Course overview
Knowledge of group theory and of linear algebra is important for an understanding of many areas of pure and applied mathematics, including advanced algebra and analysis, number theory, coding theory, cryptography and differential equations. There are also important applications in the physical sciences.
Topics covered are (1) Equivalence relations (2) Groups: subgroups, cyclic groups, cosets, Lagrange's theorem, normal subgroups and factor groups. Examples of finite and infinite groups, including groups of symmetries and permutations, groups of numbers and matrices.
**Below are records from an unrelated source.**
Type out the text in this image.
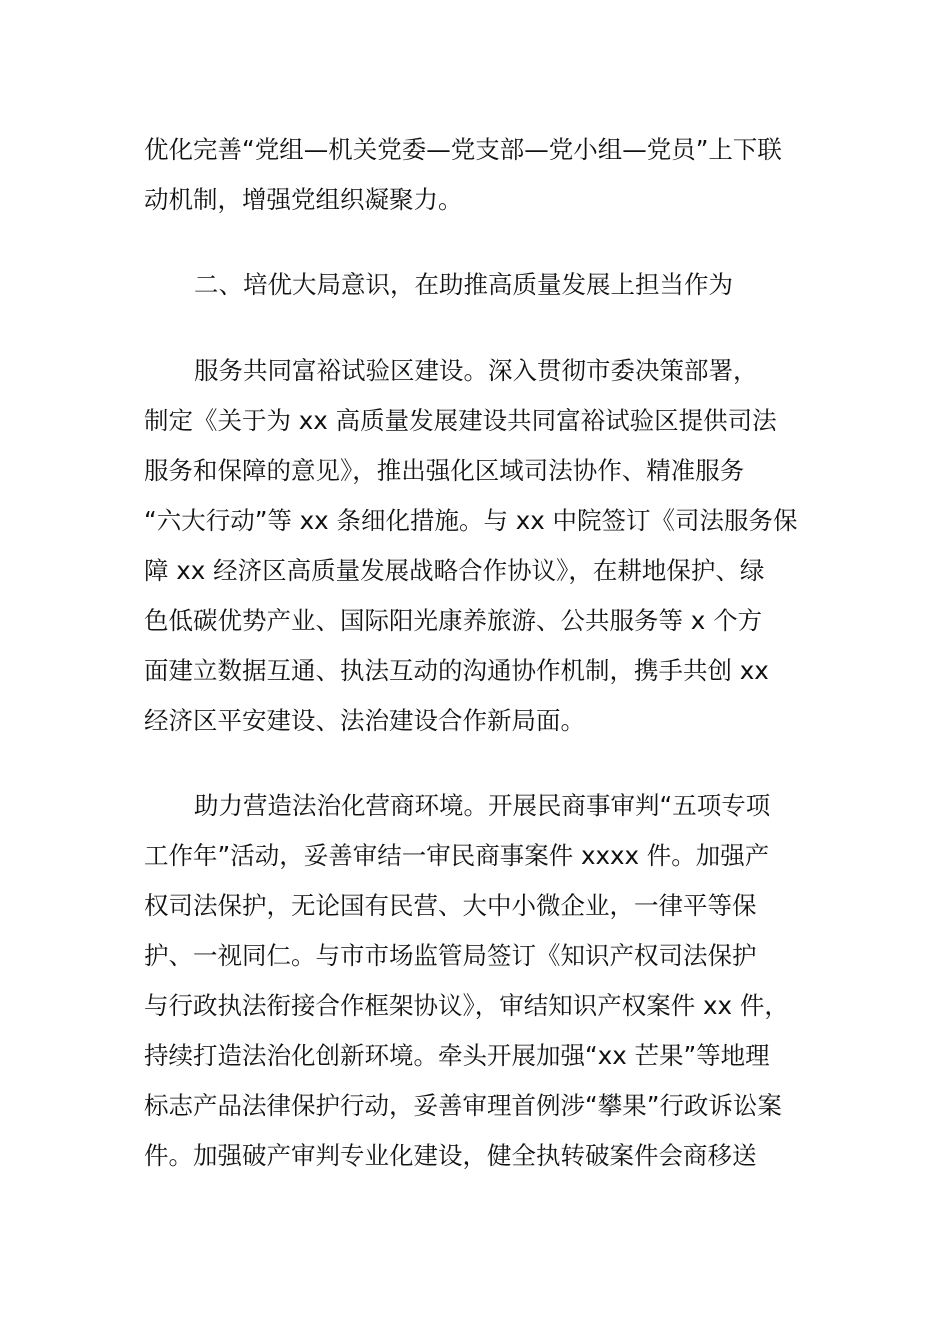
优化完善“党组—机关党委—党支部—党小组—党员”上下联

动机制，增强党组织凝聚力。

二、培优大局意识，在助推高质量发展上担当作为

服务共同富裕试验区建设。深入贯彻市委决策部署，

制定《关于为 xx 高质量发展建设共同富裕试验区提供司法

服务和保障的意见》，推出强化区域司法协作、精准服务

“六大行动”等 xx 条细化措施。与 xx 中院签订《司法服务保

障 xx 经济区高质量发展战略合作协议》，在耕地保护、绿

色低碳优势产业、国际阳光康养旅游、公共服务等 x 个方

面建立数据互通、执法互动的沟通协作机制，携手共创 xx

经济区平安建设、法治建设合作新局面。

助力营造法治化营商环境。开展民商事审判“五项专项

工作年”活动，妥善审结一审民商事案件 xxxx 件。加强产

权司法保护，无论国有民营、大中小微企业，一律平等保

护、一视同仁。与市市场监管局签订《知识产权司法保护

与行政执法衔接合作框架协议》，审结知识产权案件 xx 件，

持续打造法治化创新环境。牵头开展加强“xx 芒果”等地理

标志产品法律保护行动，妥善审理首例涉“攀果”行政诉讼案

件。加强破产审判专业化建设，健全执转破案件会商移送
Homomorphism and isomorphism of groups. (3) Linear algebra: vector spaces, bases, linear transformations and matrices, subspaces, sums and quotients of spaces, dual spaces, bilinear forms and inner product spaces, and canonical forms.
Course learning outcomes
- Appreciate that common features of certain mathematical objects can be abstracted and studied.
- Understand equivalence relations and partitions.
- Understand the concepts of groups, group homomorphism and isomorphism and related notions.
- Be familiar with common examples of groups of both finite and infinite order.
- Be able to construct and work with related objects: subgroups, cartesian products, quotient groups.
- Understand the concepts of vector space, linear transformation, isomorphism and related notions.
- Be able to construct and work with related objects: subspaces, sums, quotient spaces, dual spaces.
- Understand the notion of bilinear form.
- Understand the significance of Jordan canonical form.
- Be familiar with various methods of proof, including direct proof, constructive proof, proof by contradiction, induction.
- Develop skills in creative and critical thinking, problem solving, logical writing and clear communication of mathematical ideas.